GunDeaths12_14$race[GunDeaths12_14$race == "White"] <- "Caucasian"
g2 = ggplot(data = GunDeaths12_14, aes(x=race)) +
geom_bar(aes(fill = intent)) +
ggtitle("Gun deaths by race") +
theme(axis.text.x = element_text(size = 6, color="#993333",
angle=0))
table(GunDeaths12_14$race, GunDeaths12_14$intent)
##
## Accidental Homicide Suicide Undetermined
## African American 321 19498 3331 125
## Asian/Pacific Islander 12 557 745 10
## Caucasian 1126 9125 55363 585
## Hispanic 145 5628 3169 72
## Native American 21 325 554 14
g2
This shows that Caucasian individuals are more likely to die from gun violence than all other minorities combined. Between 2012 and 2014, out of 100,726 incidents of gun violence, 65.72% of those incidents involved Caucasian males or females, while 34.28% of the incidents involved minority males and females. Something else to make note of is the large portion of homicides among gun deaths of African Americans and Hispanics. Of the 23,275 accounts of gun deaths among blacks, 83.77% of them are a result of a homicide, while 62.44% of Hispanic gun deaths are a result of a homicide.

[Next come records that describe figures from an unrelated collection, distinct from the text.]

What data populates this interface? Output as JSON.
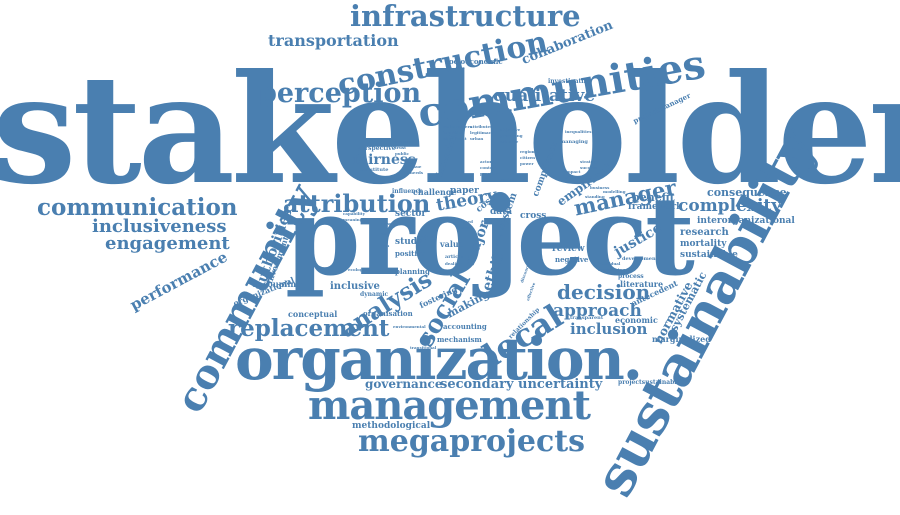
{
  "color": "#4a7fb0",
  "words": [
    {
      "key": "stakeholder",
      "text": "stakeholder"
    },
    {
      "key": "project",
      "text": "project"
    },
    {
      "key": "organization",
      "text": "organization."
    },
    {
      "key": "sustainability",
      "text": "sustainability"
    },
    {
      "key": "community",
      "text": "community"
    },
    {
      "key": "management",
      "text": "management"
    },
    {
      "key": "communities",
      "text": "communities"
    },
    {
      "key": "infrastructure",
      "text": "infrastructure"
    },
    {
      "key": "construction",
      "text": "construction"
    },
    {
      "key": "megaprojects",
      "text": "megaprojects"
    },
    {
      "key": "perception",
      "text": "perception"
    },
    {
      "key": "communication",
      "text": "communication"
    },
    {
      "key": "attribution",
      "text": "attribution"
    },
    {
      "key": "replacement",
      "text": "replacement"
    },
    {
      "key": "local",
      "text": "local"
    },
    {
      "key": "analysis",
      "text": "analysis"
    },
    {
      "key": "inclusiveness",
      "text": "inclusiveness"
    },
    {
      "key": "engagement",
      "text": "engagement"
    },
    {
      "key": "transportation",
      "text": "transportation"
    },
    {
      "key": "qualitative",
      "text": "qualitative"
    },
    {
      "key": "manager",
      "text": "manager"
    },
    {
      "key": "decision",
      "text": "decision"
    },
    {
      "key": "complexity",
      "text": "complexity"
    },
    {
      "key": "approach",
      "text": "approach"
    },
    {
      "key": "social",
      "text": "social"
    },
    {
      "key": "theory",
      "text": "theory"
    },
    {
      "key": "performance",
      "text": "performance"
    },
    {
      "key": "fairness",
      "text": "fairness"
    },
    {
      "key": "collaboration",
      "text": "collaboration"
    },
    {
      "key": "authorities",
      "text": "authorities"
    },
    {
      "key": "governance",
      "text": "governance"
    },
    {
      "key": "secondary",
      "text": "secondary"
    },
    {
      "key": "uncertainty",
      "text": "uncertainty"
    },
    {
      "key": "inclusion",
      "text": "inclusion"
    },
    {
      "key": "consequence",
      "text": "consequence"
    },
    {
      "key": "major",
      "text": "major"
    },
    {
      "key": "ethic",
      "text": "ethic"
    },
    {
      "key": "justice",
      "text": "justice"
    },
    {
      "key": "empirical",
      "text": "empirical"
    },
    {
      "key": "normative",
      "text": "normative"
    },
    {
      "key": "systematic",
      "text": "systematic"
    },
    {
      "key": "benefit",
      "text": "benefit"
    },
    {
      "key": "framework",
      "text": "framework"
    },
    {
      "key": "interorganizational",
      "text": "interorganizational"
    },
    {
      "key": "research",
      "text": "research"
    },
    {
      "key": "mortality",
      "text": "mortality"
    },
    {
      "key": "sustainable",
      "text": "sustainable"
    },
    {
      "key": "marginalized",
      "text": "marginalized"
    },
    {
      "key": "antecedent",
      "text": "antecedent"
    },
    {
      "key": "economic",
      "text": "economic"
    },
    {
      "key": "literature",
      "text": "literature"
    },
    {
      "key": "inclusive",
      "text": "inclusive"
    },
    {
      "key": "methodological",
      "text": "methodological"
    },
    {
      "key": "conceptual",
      "text": "conceptual"
    },
    {
      "key": "organisation",
      "text": "organisation"
    },
    {
      "key": "accounting",
      "text": "accounting"
    },
    {
      "key": "mechanism",
      "text": "mechanism"
    },
    {
      "key": "making",
      "text": "making"
    },
    {
      "key": "fostering",
      "text": "fostering"
    },
    {
      "key": "decoupling",
      "text": "decoupling"
    },
    {
      "key": "organizational",
      "text": "organizational"
    },
    {
      "key": "investment",
      "text": "investment"
    },
    {
      "key": "socioeconomic",
      "text": "socioeconomic"
    },
    {
      "key": "investigating",
      "text": "investigating"
    },
    {
      "key": "projectmanager",
      "text": "projectmanager"
    },
    {
      "key": "projectsustainability",
      "text": "projectsustainability"
    },
    {
      "key": "perspective",
      "text": "perspective"
    },
    {
      "key": "challenge",
      "text": "challenge"
    },
    {
      "key": "influence",
      "text": "influence"
    },
    {
      "key": "paper",
      "text": "paper"
    },
    {
      "key": "sector",
      "text": "sector"
    },
    {
      "key": "cost",
      "text": "cost"
    },
    {
      "key": "data",
      "text": "data"
    },
    {
      "key": "cross",
      "text": "cross"
    },
    {
      "key": "system",
      "text": "system"
    },
    {
      "key": "review",
      "text": "review"
    },
    {
      "key": "negative",
      "text": "negative"
    },
    {
      "key": "care",
      "text": "care"
    },
    {
      "key": "value",
      "text": "value"
    },
    {
      "key": "study",
      "text": "study"
    },
    {
      "key": "positive",
      "text": "positive"
    },
    {
      "key": "planning",
      "text": "planning"
    },
    {
      "key": "dynamic",
      "text": "dynamic"
    },
    {
      "key": "relationship",
      "text": "relationship"
    },
    {
      "key": "process",
      "text": "process"
    },
    {
      "key": "transparent",
      "text": "transparent"
    },
    {
      "key": "development",
      "text": "development"
    },
    {
      "key": "intended",
      "text": "intended"
    },
    {
      "key": "compliance",
      "text": "compliance"
    },
    {
      "key": "constitute",
      "text": "constitute"
    },
    {
      "key": "managing",
      "text": "managing"
    },
    {
      "key": "inequalities",
      "text": "inequalities"
    },
    {
      "key": "modelling",
      "text": "modelling"
    },
    {
      "key": "business",
      "text": "business"
    },
    {
      "key": "standing",
      "text": "standing"
    },
    {
      "key": "transitional",
      "text": "transitional"
    },
    {
      "key": "environmental",
      "text": "environmental"
    },
    {
      "key": "ecological",
      "text": "ecological"
    },
    {
      "key": "capability",
      "text": "capability"
    },
    {
      "key": "meaning",
      "text": "meaning"
    },
    {
      "key": "article",
      "text": "article"
    },
    {
      "key": "dealing",
      "text": "dealing"
    },
    {
      "key": "based",
      "text": "based"
    },
    {
      "key": "local2",
      "text": "local"
    },
    {
      "key": "individual",
      "text": "individual"
    },
    {
      "key": "engineering",
      "text": "engineering"
    },
    {
      "key": "discourse",
      "text": "discourse"
    },
    {
      "key": "effective",
      "text": "effective"
    },
    {
      "key": "contracting",
      "text": "contracting"
    },
    {
      "key": "stakeholders",
      "text": "stakeholders"
    },
    {
      "key": "identified",
      "text": "identified"
    },
    {
      "key": "significant",
      "text": "significant"
    },
    {
      "key": "attributes",
      "text": "attributes"
    },
    {
      "key": "legitimacy",
      "text": "legitimacy"
    },
    {
      "key": "urban",
      "text": "urban"
    },
    {
      "key": "objective",
      "text": "objective"
    },
    {
      "key": "governing",
      "text": "governing"
    },
    {
      "key": "salience",
      "text": "salience"
    },
    {
      "key": "regional",
      "text": "regional"
    },
    {
      "key": "citizen",
      "text": "citizen"
    },
    {
      "key": "power",
      "text": "power"
    },
    {
      "key": "outcome",
      "text": "outcome"
    },
    {
      "key": "trust",
      "text": "trust"
    },
    {
      "key": "public",
      "text": "public"
    },
    {
      "key": "issue",
      "text": "issue"
    },
    {
      "key": "needs",
      "text": "needs"
    },
    {
      "key": "actors",
      "text": "actors"
    },
    {
      "key": "context",
      "text": "context"
    },
    {
      "key": "practice",
      "text": "practice"
    },
    {
      "key": "model",
      "text": "model"
    },
    {
      "key": "impact",
      "text": "impact"
    },
    {
      "key": "effects",
      "text": "effects"
    },
    {
      "key": "strategy",
      "text": "strategy"
    },
    {
      "key": "success",
      "text": "success"
    },
    {
      "key": "risk",
      "text": "risk"
    },
    {
      "key": "network",
      "text": "network"
    },
    {
      "key": "firm",
      "text": "firm"
    }
  ]
}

GunDeaths12_14$education[GunDeaths12_14$education == 1] <- "Less than HS"
GunDeaths12_14$education[GunDeaths12_14$education == 2] <- "Graduated HS"
GunDeaths12_14$education[GunDeaths12_14$education == 3] <- "Some college"
GunDeaths12_14$education[GunDeaths12_14$education == 4] <- "College graduate"
GunDeaths12_14$education[GunDeaths12_14$education == 5] <- "Not Available"
g3 = ggplot(data = GunDeaths12_14, aes(x=education)) +
geom_bar(aes(fill = intent)) +
ggtitle("Gun deaths by education level") +
theme(axis.text.x = element_text(size = 6, color="#993333",
angle=0))
table(GunDeaths12_14$education, GunDeaths12_14$intent)
##
## Accidental Homicide Suicide Undetermined
## College graduate 146 1559 11147 93
## Graduated HS 633 15649 26321 324
## Less than HS 492 11838 9291 200
## Not Available 27 447 871 9
## Some college 327 5640 15532 180
g3
Based on the data, high school graduates are almost twice as likely to die from gun violence than any other group. High school graduates represent 43.2% of all gun involved deaths. Surprisingly, individuals with less than a high school education and individuals with some college experience have almost identical numbers as far as gun involved deaths.